If the colour of the balls is not important [we are searching the event of all balls in A or B] and at each iteration one ball change address with equal probability, the problem can be reduced to a five states Markov chain and each stated represents simply the number of balls in A. The transition matrix is...

$\displaystyle T = \left | \begin{matrix} 1 & 0 & 0 & 0 & 0 \\ \frac{1}{4} & 0 & \frac{3}{4} & 0 & 0 \\ 0 & \frac{1}{2} & 0 & \frac{1}{2} & 0 \\ 0 & 0 & \frac{3}{4} & 0 & \frac{1}{4} \\ 0 & 0 & 0 & 0 & 1 \end{matrix} \right|$ (1)

... that can be reduced in 'canonical form' as follows...

$\displaystyle P = \left | \begin{matrix} 0 & \frac{3}{4} & 0 & \frac{1}{4} & 0 \\ \frac{1}{2} & 0 & \frac{1}{2} & 0 & 0 \\ 0 & \frac{3}{4} & 0 & 0 & \frac{1}{4} \\ 0 & 0 & 0 & 1 & 0 \\ 0 & 0 & 0 & 0 & 1 \end{matrix} \right|$ (2)

The problem has two adsorbing states [0 and 4] and, if we assume that the initial state is a transient state [1, 2 or 3] with the same probability, the probability that the process terminates at the n-th iteration is...

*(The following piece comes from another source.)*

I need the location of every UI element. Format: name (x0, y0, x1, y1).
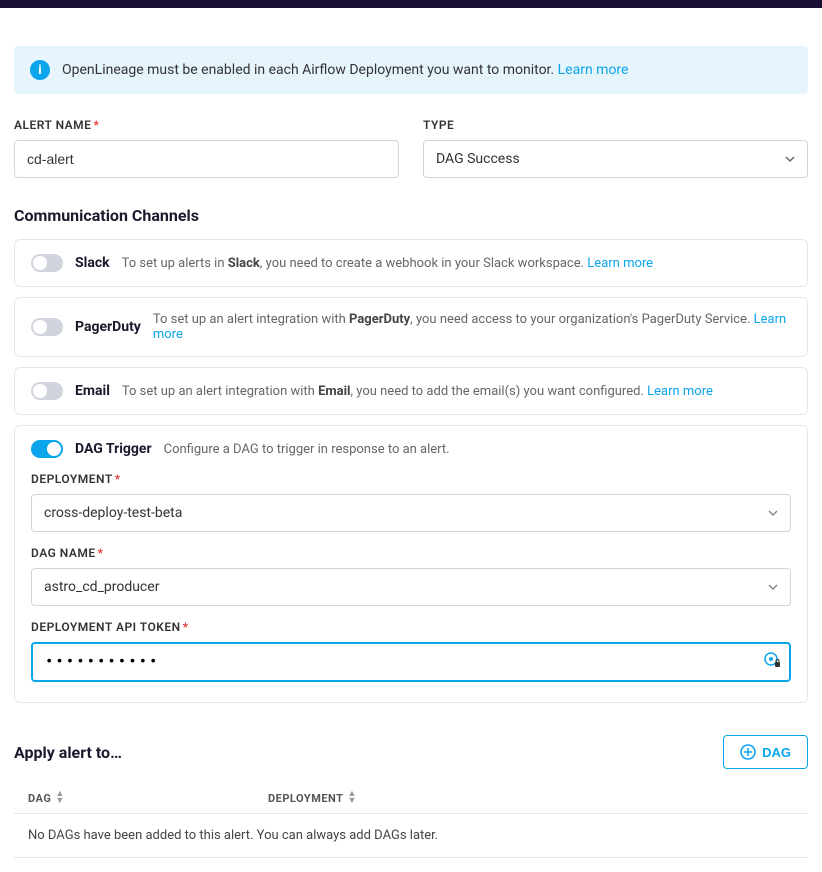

$\displaystyle P_{n} = \frac{1}{5}\ (\sum_{i=1}^{3} p_{n,i,0} + \sum_{i=1}^{3} p_{n,i,4})\ (3)$

... where the terms p are the elements of the rows 0 and 4 of the matrix $P^{n}$.

The effective computation of (3) gives...

$\displaystyle P_{1}= \frac{2}{3}\ \frac{1}{4}= \frac{1}{6}$

$\displaystyle P_{2}= \frac{2}{3}\ (\frac{1}{4} + \frac{1}{8}) = \frac{2}{3}\ \frac{3}{8}= \frac{1}{4}$

$\displaystyle P_{3} = \frac{2}{3}\ (\frac{11}{32} + \frac{3}{32} + \frac{1}{8} ) = \frac{2}{3}\ \frac{9}{16}= \frac{3}{8}$

$\displaystyle P_{4} = \frac{2}{3}\ (\frac{11}{32} + \frac{7}{32} + \frac{3}{32} ) = \frac{2}{3}\ \frac{21}{32}= \frac{7}{16}$

$\displaystyle P_{5} = \frac{2}{3}\ (\frac{53}{128} + \frac{7}{32} + \frac{21}{128} ) = \frac{2}{3}\ \frac{102}{128}= \frac{34}{64}$

Of course more terms can be computed… the convergence to 1 of the $P_{n}$ if n tends to infinity is very slow, as expected…

Kind regards

$\chi$ $\sigma$

#### Opalg

##### MHB Oldtimer
Staff member
Following Evgeny.Makarov's method (comment #2 above, and assuming the interpretation of the problem that he gives in comment #4), the transition matrix is $M = \begin{bmatrix}\frac12 & \frac3{16} & 0 \\ \frac12 & \frac58 & \frac12 \\ 0 & \frac3{16} & \frac12 \end{bmatrix}$, with eigenvalues $1,\;\tfrac12,\;\tfrac18$. By diagonalising the matrix, you can find that $$M^n = \frac1{14}\begin{bmatrix}3+7*2^{-n}+4*2^{-3n} & 3(1-2^{-3n}) & 3-7*2^{-n}+4*2^{-3n} \\ 8(1-2^{-3n}) & 8+6*2^{-3n} & 8(1-2^{-3n}) \\ 3-7*2^{-n}+4*2^{-3n} & 3(1-2^{-3n}) & 3+7*2^{-n}+4*2^{-3n} \end{bmatrix}$$ (it's a fairly messy calculation). From that, you can read off all the transition probabilities after $n$ iterations. In particaular, starting from the initial state in which each box has one black ball and three white balls, the probability of being in that same state after $n$ iterations is $\dfrac{4 + 3*2^{-3n}}7$ (which converges very rapidly to $4/7$).

#### Khelil

##### New member
Thank you very much but I start to be confused. I can of course determine de matrix but I don't understand the Markov chain method.